紋章はゆれて、まばらに生え揃った恥毛よりもやや下、おんなを息吹かせはじめた  
黒々とした繊毛の上に銀の煌めきが鎮座する。  
 
 たとえ、ドナルドとの情交の残滓がこぼれてしまって紋章が濡れようとも晒して  
しまうことの後悔はしていられない。クレアはセリエの望み通りの姿で立ち尽くす。  
「そのまま犬になれ」   
「……」  
「わからないか、いぬだよ。四本足で地を這う奴さ。イヤなら地を這う天使にでも  
おなり。それとも牝豚かな?」  
 クレアはセリエの言った通りに屈んでトンと床に両手を付くと、言われた通りの  
四つん這いになった。ドナルドの目にはクレアの哀れさとは違う、まったく別の感情も  
生まれていた。  
 
「おまえもこいつも罰当たりだよな」  
 クレアの下腹と胸が哀れなほど波打っている。
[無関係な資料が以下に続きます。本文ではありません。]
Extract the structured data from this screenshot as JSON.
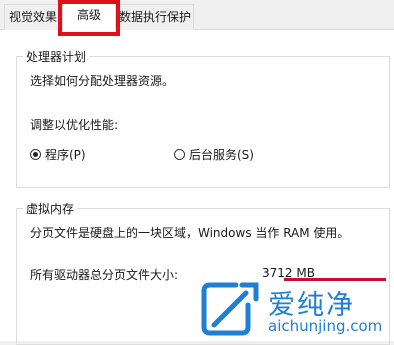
{
  "tabs": [
    {
      "label": "视觉效果"
    },
    {
      "label": "高级"
    },
    {
      "label": "数据执行保护"
    }
  ],
  "processor": {
    "legend": "处理器计划",
    "description": "选择如何分配处理器资源。",
    "adjust_label": "调整以优化性能:",
    "options": [
      {
        "label": "程序(P)",
        "checked": true
      },
      {
        "label": "后台服务(S)",
        "checked": false
      }
    ]
  },
  "virtual_memory": {
    "legend": "虚拟内存",
    "description": "分页文件是硬盘上的一块区域，Windows 当作 RAM 使用。",
    "total_label": "所有驱动器总分页文件大小:",
    "total_value": "3712 MB"
  },
  "watermark": {
    "name": "爱纯净",
    "url": "aichunjing.com"
  },
  "colors": {
    "highlight": "#e0101a",
    "watermark": "#1e7fd6"
  }
}
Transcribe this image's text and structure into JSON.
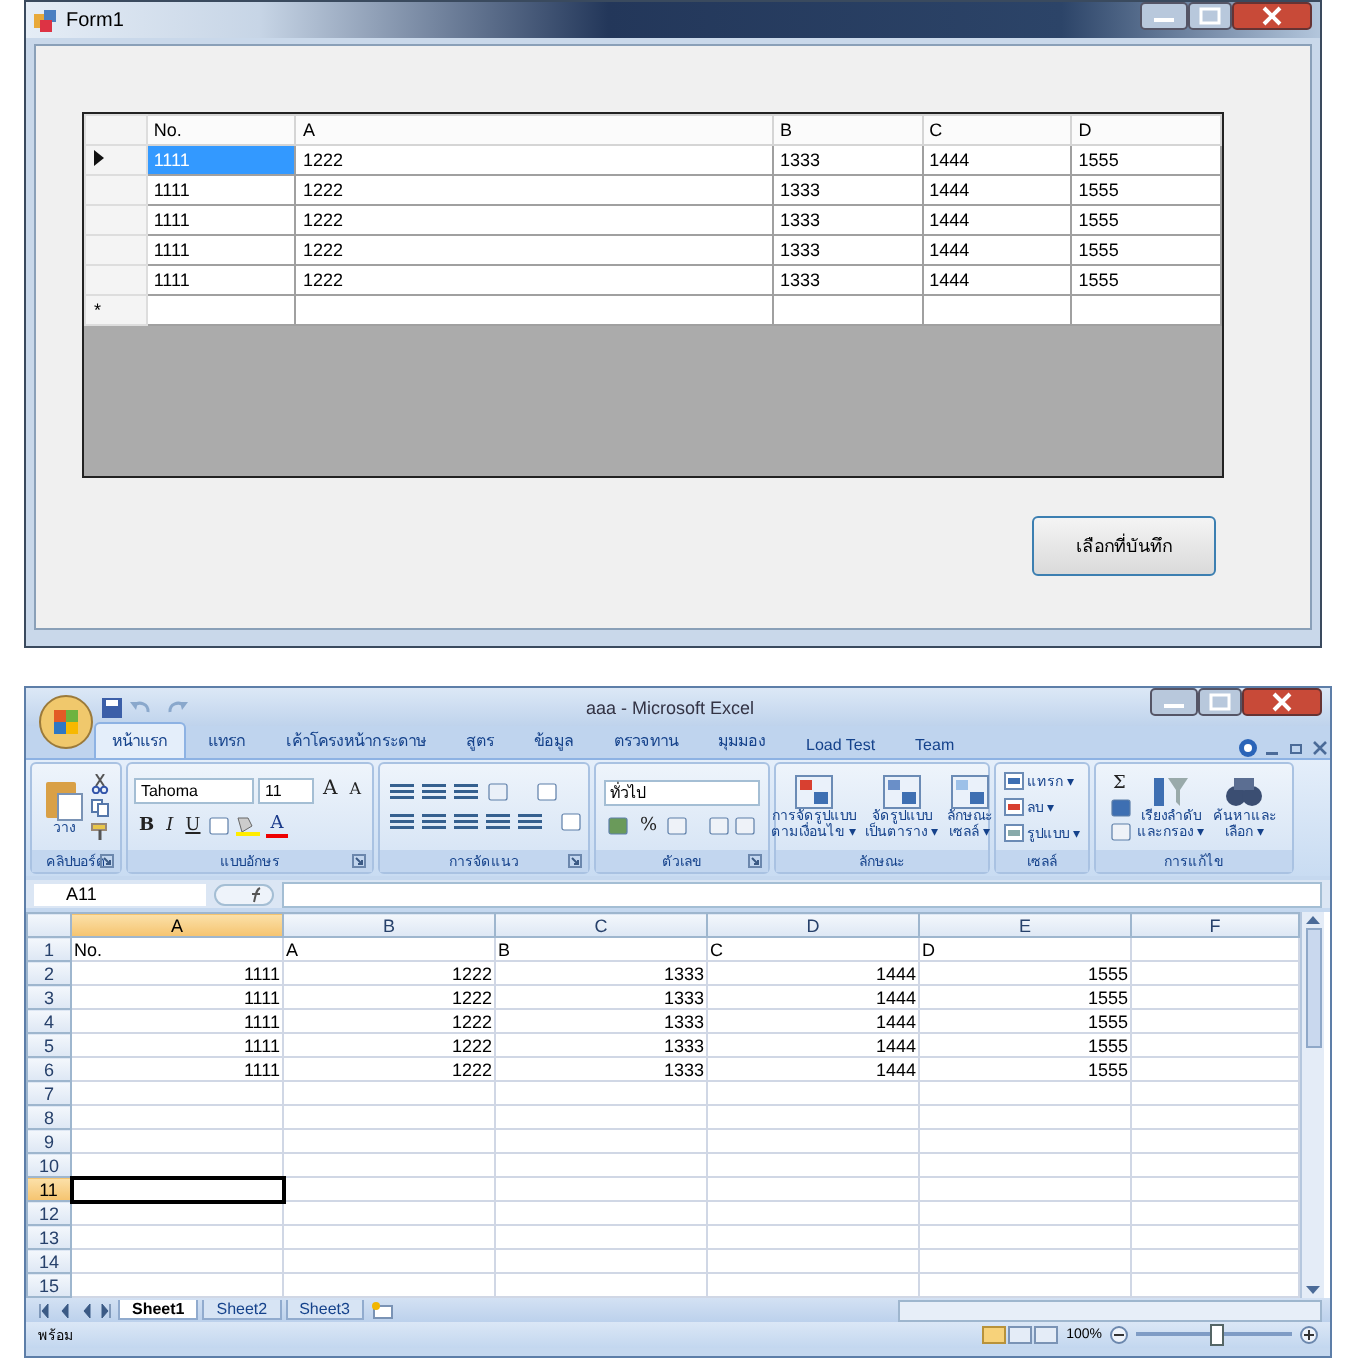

貌を下に向け、首をがくっと折れて、  
床にクレアの金髪が肩からさらりと垂れる。  
「クレアはお前のことを慕って――」  
 セリエはドナルドの顎を上に上げた。  
「さあ、此処へおいで。ゆっくりとでいいからね。はやく歩かれでもしたら道化だからね、クレア」  
 クレアはゆっくりと歩き始めた。セリエの言葉に従ったわけではないが、好きな人のために  
それしかできない、せいいっぱいのことをしたまでのこと。  
 
 けれど、もどかしいほどに、ゆっくりとではあったが。セリエはそれを利用して  
ドナルドのペニスを握り扱きだす。  
「もう、ゆるしてやってくれ」  
「ゆるす?わたしとクレアとで、たっぷりとおまえを愉しまそうとしているのにか?  
それに、こんなにも濡れているじゃないか」  
 セリエはペニスを握っていた手を出して、ドナルドの呻く口の中へと指を  
突っ込んでいた。貌の前にひけらかした。指はドナルドの透明な分泌物で濡らついている。  
 
 そしてセリエが目を落とすと、クレアが既に傍にまで来ていた。相変わらず、貌は  
下を向いたままだった。  
「なにをしている、クレア。こいつのズボンを脱がせろ。得意なんだろ」  
「……」  
 クレアはだまってドナルドのズボンに手を掛ける。  
「返事をしろ、クレア!」  
 セリエの首筋にくっきりと胸鎖乳突筋がふたつ浮き出たのをドナルドは見て、いまさらながら  
セリエの狂気を認識した。首筋を舐め愛に燃えた遠い記憶がドナルドの中で霞んでゆく。  
「は、はい。セリエさま」  
「おまえの愛とはそれだけのものか。這いつくばった天使に感謝したらどうだ」  
 セリエは舌を出してドナルドの流した哀しみの雫をぺろっと舐めた。  
 
 
 白い女王カチュアが退席した後、一同も席を立ちぞろぞろとサロンへと歩きだす。  
「情報の出所もわからず、誰がドナルドらを連れてくるのかもわからず……」  
「なんとも難儀なことよな」  
「さしずめ、システィーナ殿ではないのかな」  
「いくらなんでも、本人が表立って動くわけにもいくまいて」  
 うるさい者たちが立ち去って、システィーナとアロセールたちもやおら立ち上がった。